We can use an $exists
modifier to limit results by those that contain the specified key.
> db.FoodTrolley.find({"Inventory": {$exists: true}}, {FoodItem: 1})
outputs
{ "_id" : 1, "FoodItem" : "Chocolate Frogs" }
{ "_id" : 3, "FoodItem" : "Pumpkins Pasties" }
and using NULL we can determine if the key does not exist.
> db.FoodTrolley.find({"Inventory": null}, {FoodItem: 1})
outputs
{ "_id" : 2, "FoodItem" : "Bertie Bots Every Flavour Beans" }
{ "_id" : 4, "FoodItem" : "Cauldron Cakes" }
{ "_id" : 5, "FoodItem" : "Licorice Wands" }
Often our comparator will include a list of values that would be acceptable, or not acceptable. We can use the $IN modifier to include the values and $NIN to not include others.
> db.FoodTrolley.find({"Inventory": {"$in": [10,14,23]}}, {FoodItem: 1})
outputs
{ "_id" : 3, "FoodItem" : "Pumpkins Pasties" }
and the opposite
> db.FoodTrolley.find({"Inventory": {"$nin": [10,14,23]}}, {FoodItem: 1})
outputs
{ "_id" : 1, "FoodItem" : "Chocolate Frogs" }
{ "_id" : 2, "FoodItem" : "Bertie Bots Every Flavour Beans" }
{ "_id" : 4, "FoodItem" : "Cauldron Cakes" }
{ "_id" : 5, "FoodItem" : "Licorice Wands" }
Note: That all records that do not include the inventory key is also included along with those that have the key but not with one of the listed values.

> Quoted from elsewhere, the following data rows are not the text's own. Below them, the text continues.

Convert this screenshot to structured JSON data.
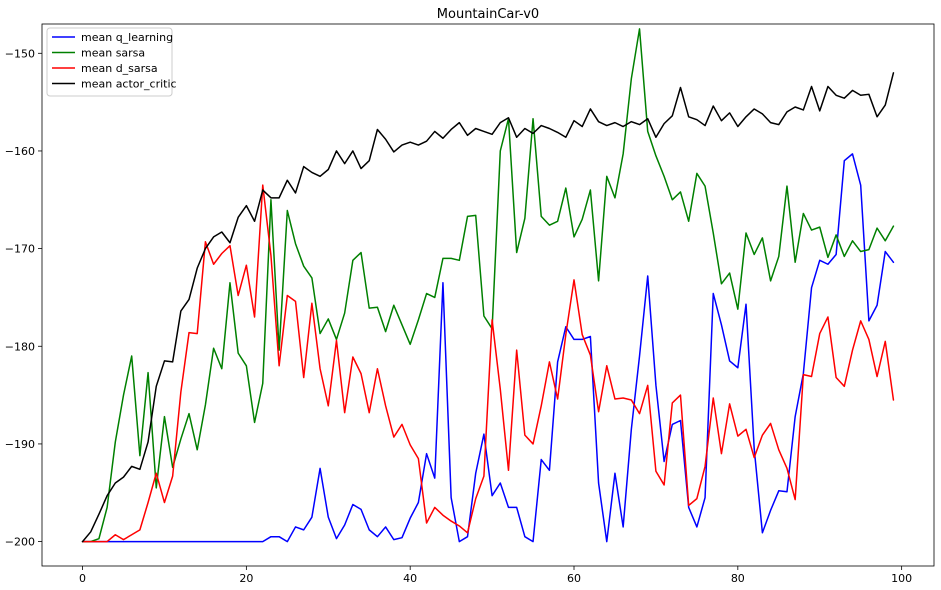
{
  "chart_data": {
    "type": "line",
    "title": "MountainCar-v0",
    "xlabel": "",
    "ylabel": "",
    "xlim": [
      -4.95,
      103.95
    ],
    "ylim": [
      -202.5,
      -147.0
    ],
    "xticks": [
      0,
      20,
      40,
      60,
      80,
      100
    ],
    "yticks": [
      -200,
      -190,
      -180,
      -170,
      -160,
      -150
    ],
    "xtick_labels": [
      "0",
      "20",
      "40",
      "60",
      "80",
      "100"
    ],
    "ytick_labels": [
      "−200",
      "−190",
      "−180",
      "−170",
      "−160",
      "−150"
    ],
    "grid": false,
    "legend_position": "top-left",
    "x": [
      0,
      1,
      2,
      3,
      4,
      5,
      6,
      7,
      8,
      9,
      10,
      11,
      12,
      13,
      14,
      15,
      16,
      17,
      18,
      19,
      20,
      21,
      22,
      23,
      24,
      25,
      26,
      27,
      28,
      29,
      30,
      31,
      32,
      33,
      34,
      35,
      36,
      37,
      38,
      39,
      40,
      41,
      42,
      43,
      44,
      45,
      46,
      47,
      48,
      49,
      50,
      51,
      52,
      53,
      54,
      55,
      56,
      57,
      58,
      59,
      60,
      61,
      62,
      63,
      64,
      65,
      66,
      67,
      68,
      69,
      70,
      71,
      72,
      73,
      74,
      75,
      76,
      77,
      78,
      79,
      80,
      81,
      82,
      83,
      84,
      85,
      86,
      87,
      88,
      89,
      90,
      91,
      92,
      93,
      94,
      95,
      96,
      97,
      98,
      99
    ],
    "series": [
      {
        "name": "mean q_learning",
        "color": "#0000ff",
        "values": [
          -200,
          -200,
          -200,
          -200,
          -200,
          -200,
          -200,
          -200,
          -200,
          -200,
          -200,
          -200,
          -200,
          -200,
          -200,
          -200,
          -200,
          -200,
          -200,
          -200,
          -200,
          -200,
          -200,
          -199.5,
          -199.5,
          -200,
          -198.5,
          -198.8,
          -197.5,
          -192.5,
          -197.5,
          -199.7,
          -198.3,
          -196.2,
          -196.7,
          -198.8,
          -199.5,
          -198.5,
          -199.8,
          -199.6,
          -197.6,
          -196,
          -191,
          -193.5,
          -173.5,
          -195.5,
          -200,
          -199.5,
          -193,
          -189,
          -195.3,
          -194,
          -196.5,
          -196.5,
          -199.5,
          -200,
          -191.6,
          -192.7,
          -181.6,
          -178,
          -179.3,
          -179.3,
          -179,
          -194,
          -200,
          -193,
          -198.5,
          -188.5,
          -181,
          -172.8,
          -184,
          -191.8,
          -188,
          -187.6,
          -196.5,
          -198.5,
          -195.5,
          -174.6,
          -177.8,
          -181.5,
          -182.2,
          -175.7,
          -190.5,
          -199.1,
          -196.8,
          -194.8,
          -194.9,
          -187.2,
          -182.8,
          -174,
          -171.2,
          -171.6,
          -170.6,
          -161,
          -160.3,
          -163.5,
          -177.4,
          -175.8,
          -170.3,
          -171.4
        ]
      },
      {
        "name": "mean sarsa",
        "color": "#008000",
        "values": [
          -200,
          -200,
          -199.7,
          -196.5,
          -189.8,
          -185,
          -181,
          -191.2,
          -182.7,
          -194.5,
          -187.2,
          -192.4,
          -189.5,
          -186.9,
          -190.6,
          -186,
          -180.2,
          -182.3,
          -173.5,
          -180.7,
          -182,
          -187.8,
          -183.8,
          -165,
          -180.4,
          -166.1,
          -169.5,
          -171.8,
          -173,
          -178.7,
          -177.2,
          -179.3,
          -176.6,
          -171.2,
          -170.4,
          -176.1,
          -176,
          -178.5,
          -175.8,
          -177.8,
          -179.8,
          -177.3,
          -174.6,
          -175,
          -171,
          -171,
          -171.2,
          -166.7,
          -166.6,
          -176.9,
          -178.2,
          -160,
          -156.7,
          -170.4,
          -166.9,
          -156.7,
          -166.7,
          -167.6,
          -167.2,
          -163.8,
          -168.8,
          -167,
          -164,
          -173.3,
          -162.6,
          -164.8,
          -160.3,
          -152.6,
          -147.5,
          -158,
          -160.5,
          -162.6,
          -165,
          -164.2,
          -167.2,
          -162.3,
          -163.6,
          -168.4,
          -173.6,
          -172.5,
          -176.2,
          -168.4,
          -170.6,
          -168.9,
          -173.3,
          -170.8,
          -163.6,
          -171.4,
          -166.4,
          -168.1,
          -167.8,
          -170.9,
          -168.6,
          -170.8,
          -169.2,
          -170.3,
          -170.1,
          -167.9,
          -169.2,
          -167.7
        ]
      },
      {
        "name": "mean d_sarsa",
        "color": "#ff0000",
        "values": [
          -200,
          -200,
          -200,
          -200,
          -199.3,
          -199.8,
          -199.3,
          -198.8,
          -196,
          -193,
          -196,
          -193.3,
          -184.7,
          -178.6,
          -178.7,
          -169.3,
          -171.6,
          -170.5,
          -169.7,
          -174.8,
          -171.7,
          -177,
          -163.5,
          -170.7,
          -182,
          -174.8,
          -175.4,
          -183.2,
          -175.6,
          -182.3,
          -186.1,
          -179.4,
          -186.8,
          -181.1,
          -182.8,
          -186.8,
          -182.3,
          -186.1,
          -189.3,
          -188,
          -190.1,
          -191.5,
          -198.1,
          -196.5,
          -197.3,
          -197.9,
          -198.4,
          -199.1,
          -195.6,
          -193.3,
          -177.3,
          -184.4,
          -192.7,
          -180.4,
          -189.1,
          -190,
          -186.1,
          -181.6,
          -185.4,
          -178.8,
          -173.2,
          -178.8,
          -180.9,
          -186.7,
          -182,
          -185.4,
          -185.3,
          -185.5,
          -186.9,
          -184,
          -192.8,
          -194.2,
          -185.8,
          -185,
          -196.3,
          -195.6,
          -192.3,
          -185.3,
          -191,
          -185.9,
          -189.2,
          -188.5,
          -191.4,
          -189.1,
          -187.9,
          -190.6,
          -192.5,
          -195.7,
          -182.9,
          -183.1,
          -178.7,
          -177,
          -183.2,
          -184.1,
          -180.4,
          -177.4,
          -179.3,
          -183.1,
          -179.5,
          -185.5
        ]
      },
      {
        "name": "mean actor_critic",
        "color": "#000000",
        "values": [
          -200,
          -199,
          -197.2,
          -195.3,
          -194,
          -193.4,
          -192.3,
          -192.6,
          -189.8,
          -184.1,
          -181.5,
          -181.6,
          -176.4,
          -175.2,
          -172,
          -170,
          -168.8,
          -168.3,
          -169.4,
          -166.8,
          -165.6,
          -167.2,
          -164,
          -164.8,
          -164.8,
          -163,
          -164.3,
          -161.6,
          -162.2,
          -162.6,
          -161.9,
          -160,
          -161.3,
          -160,
          -161.8,
          -161,
          -157.8,
          -158.8,
          -160.1,
          -159.4,
          -159.1,
          -159.4,
          -159,
          -158,
          -158.7,
          -157.8,
          -157.1,
          -158.4,
          -157.7,
          -158,
          -158.3,
          -157.1,
          -156.6,
          -158.6,
          -157.7,
          -158.2,
          -157.4,
          -157.7,
          -158.1,
          -158.6,
          -156.9,
          -157.5,
          -155.7,
          -157,
          -157.4,
          -157.1,
          -157.5,
          -157,
          -157.3,
          -156.7,
          -158.6,
          -157.2,
          -156.4,
          -153.5,
          -156.5,
          -156.8,
          -157.4,
          -155.4,
          -156.9,
          -156.1,
          -157.5,
          -156.5,
          -155.7,
          -156.2,
          -157.1,
          -157.3,
          -156,
          -155.5,
          -155.8,
          -153.4,
          -155.9,
          -153.4,
          -154.3,
          -154.6,
          -153.8,
          -154.3,
          -154.2,
          -156.5,
          -155.3,
          -152
        ]
      }
    ]
  }
}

Similar to SQL, we also need the ability to filter by multiple criteria at the same time using AND
and OR
boolean operators.
List all food trolly items where the inventory is between 40 and 60, we will need to use an $and boolean operator as well!
> db.FoodTrolley.find( {$and: [{Inventory: {$gt: 12}}, {Inventory: {$lt:60}}, {FoodItem: /Frogs/}]}, {_id:0, Inventory:1, FoodItem:1})
outputs
{ "_id" : 1, "FoodItem" : "Chocolate Frogs", "Inventory" : 56 }
This statement essentially is:
show the fooditem name and inventory key/values from FoodTrolley where (inventory > 12 AND inventory < 60 AND fooditem contains the string "FROGS")
Find all food items that contain either the word "frog" or the word "bean"
> db.FoodTrolley.find( {$or: [{FoodItem: /frog/i}, {FoodItem: /bean/i}]}, {_id:0, Inventory:1, FoodItem:1})
outputs
{ "FoodItem" : "Chocolate Frogs", "Inventory" : 56 } { "FoodItem" : "Bertie Bots Every Flavour Beans" }
In mathematics and SQL we learned that things happen in a specific order to determine an answer. Order of operations still apply within calculations in NoSQL, however items such as AND and OR in order of precedence are not impacted. This means that the {} curly braces will determine the hierarchy of the operators and in which order they execute. These operate as brackets and are executed from the inside out when nested.